Gaming is flavour of the day in several areas of the OU at the moment.

Digilab opened in the Library to act as a space to playfully engage with technology (a Wii is on the way, apparently ;-)

A couple of us are exploring a possible first level short course (with Abertay) on interactive multimedia and game design.

A small team in the Computing are exploring the possibility of a course in which students create a course on computer gaming in Java which could then, in principle, provide the basis for a course that could be delivered to another cohort:

The Computing Department of the OU is in the process of starting up a project which will get students to develop an OU course on a particular topic that the department does not currently teach; the course will use the OU’s VLE Moodle. The course will teach material on e-learning, teaching, clear writing and distributed working. It is envisaged that students would work as an OU course team in groups of five and at a certain point would work singly to develop a unit.
Our hope is that we can take the best of the material that has been produced and convert it into a presentable OU e-learning course.
This highly experimental course is a response to projects such as Wikipedia, WikiUniversity and activities such as blogging. It is highly experimental since it challenges many of the expectations that we have about course development at the OU...

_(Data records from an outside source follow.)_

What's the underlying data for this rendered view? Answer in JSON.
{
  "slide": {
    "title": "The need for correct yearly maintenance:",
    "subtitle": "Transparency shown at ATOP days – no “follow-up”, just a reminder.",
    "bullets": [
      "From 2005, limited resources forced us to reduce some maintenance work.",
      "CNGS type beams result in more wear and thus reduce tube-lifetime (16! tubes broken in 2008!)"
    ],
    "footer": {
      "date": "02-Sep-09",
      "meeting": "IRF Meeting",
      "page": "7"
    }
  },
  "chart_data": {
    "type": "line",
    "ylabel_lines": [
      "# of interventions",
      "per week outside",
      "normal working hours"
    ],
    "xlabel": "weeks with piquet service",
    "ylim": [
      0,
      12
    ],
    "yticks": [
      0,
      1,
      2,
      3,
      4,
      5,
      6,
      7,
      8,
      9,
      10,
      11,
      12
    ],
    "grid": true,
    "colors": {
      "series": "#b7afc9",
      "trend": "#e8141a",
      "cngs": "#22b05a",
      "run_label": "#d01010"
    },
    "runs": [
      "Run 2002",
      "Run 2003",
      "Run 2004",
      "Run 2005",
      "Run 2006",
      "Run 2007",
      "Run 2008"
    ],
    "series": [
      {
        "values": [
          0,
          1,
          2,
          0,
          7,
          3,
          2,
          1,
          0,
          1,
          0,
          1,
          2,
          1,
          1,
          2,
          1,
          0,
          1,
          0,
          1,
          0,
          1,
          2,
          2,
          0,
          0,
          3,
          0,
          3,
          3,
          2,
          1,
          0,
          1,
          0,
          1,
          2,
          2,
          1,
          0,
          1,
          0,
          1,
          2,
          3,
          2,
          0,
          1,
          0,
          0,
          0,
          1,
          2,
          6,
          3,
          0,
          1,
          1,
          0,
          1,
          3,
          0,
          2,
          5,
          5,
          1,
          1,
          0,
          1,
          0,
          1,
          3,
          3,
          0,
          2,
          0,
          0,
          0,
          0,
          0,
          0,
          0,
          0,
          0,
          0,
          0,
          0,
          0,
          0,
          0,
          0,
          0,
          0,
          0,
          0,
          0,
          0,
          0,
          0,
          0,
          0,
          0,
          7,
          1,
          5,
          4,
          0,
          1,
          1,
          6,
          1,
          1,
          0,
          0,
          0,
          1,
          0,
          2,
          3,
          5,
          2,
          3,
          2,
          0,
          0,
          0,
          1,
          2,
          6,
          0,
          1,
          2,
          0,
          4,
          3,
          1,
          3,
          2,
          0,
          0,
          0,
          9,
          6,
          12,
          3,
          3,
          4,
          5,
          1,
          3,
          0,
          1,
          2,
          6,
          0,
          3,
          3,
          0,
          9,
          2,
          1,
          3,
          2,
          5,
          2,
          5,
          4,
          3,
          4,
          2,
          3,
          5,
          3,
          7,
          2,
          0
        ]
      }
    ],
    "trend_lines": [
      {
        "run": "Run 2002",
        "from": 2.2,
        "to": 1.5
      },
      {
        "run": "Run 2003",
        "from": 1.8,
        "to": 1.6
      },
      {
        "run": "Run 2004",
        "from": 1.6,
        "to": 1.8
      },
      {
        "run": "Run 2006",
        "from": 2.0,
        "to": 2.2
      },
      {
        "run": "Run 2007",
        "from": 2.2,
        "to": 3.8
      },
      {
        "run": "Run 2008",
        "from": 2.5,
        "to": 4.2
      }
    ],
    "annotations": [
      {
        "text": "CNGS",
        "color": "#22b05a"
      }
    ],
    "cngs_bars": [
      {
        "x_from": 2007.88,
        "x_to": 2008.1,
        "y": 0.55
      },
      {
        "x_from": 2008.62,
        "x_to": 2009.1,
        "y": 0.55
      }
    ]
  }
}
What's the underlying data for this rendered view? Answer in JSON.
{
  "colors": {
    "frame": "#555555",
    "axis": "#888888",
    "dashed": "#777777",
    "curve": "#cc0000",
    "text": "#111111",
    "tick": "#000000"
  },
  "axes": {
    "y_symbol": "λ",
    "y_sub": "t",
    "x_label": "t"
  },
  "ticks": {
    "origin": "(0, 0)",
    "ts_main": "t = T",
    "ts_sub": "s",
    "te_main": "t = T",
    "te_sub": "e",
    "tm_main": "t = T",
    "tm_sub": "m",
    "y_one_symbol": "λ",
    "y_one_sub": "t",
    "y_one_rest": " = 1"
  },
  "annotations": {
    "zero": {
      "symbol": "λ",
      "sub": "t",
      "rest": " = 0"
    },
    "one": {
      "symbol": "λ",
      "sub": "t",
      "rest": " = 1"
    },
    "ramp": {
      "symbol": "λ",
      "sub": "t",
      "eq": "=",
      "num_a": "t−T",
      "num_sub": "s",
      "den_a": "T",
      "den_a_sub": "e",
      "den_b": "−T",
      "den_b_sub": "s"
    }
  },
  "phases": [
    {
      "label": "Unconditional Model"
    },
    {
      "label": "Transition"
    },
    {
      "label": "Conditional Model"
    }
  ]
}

(Rumours also tell of another approach to a student-generated course that is being explored in Social Sciences, this time using a model in which students must identify their own learning resources for use in a course in a rapidly changing area (such as climate change).)

And finally on the topic of games, there's a fulltime PhD postion going in IET for a project on Seventh Generation Games for Education:

The latest games consoles and handhelds hold exciting possibilities for rapid development of working games. But do such games offer anything new in educational terms? This studentship offers an opportunity to explore this question in relation to any curriculum area of your choosing, and any educational level of your choosing, from pre-school to university. Your proposal must outline an idea for an original game of innovative educational potential that you could prototype in no more than 8 weeks and with £2000 for equipment. During the MRes year, you would develop this prototype but you must also be prepared to spend six months learning about quantitative and qualitative research methods so that you can develop a robust plan for a formal educational evaluation of the prototype. You would conduct the evaluation over four weeks, identifying exactly what users learn. You would also need to write a well-referenced masters dissertation of at least 12,000 words that relates your research to the history of the educational evaluation of games and to common pedagogical frameworks. Progression from the MRes to the PhD is dependent on the quality of the dissertation and on the realistic educational potential of the idea.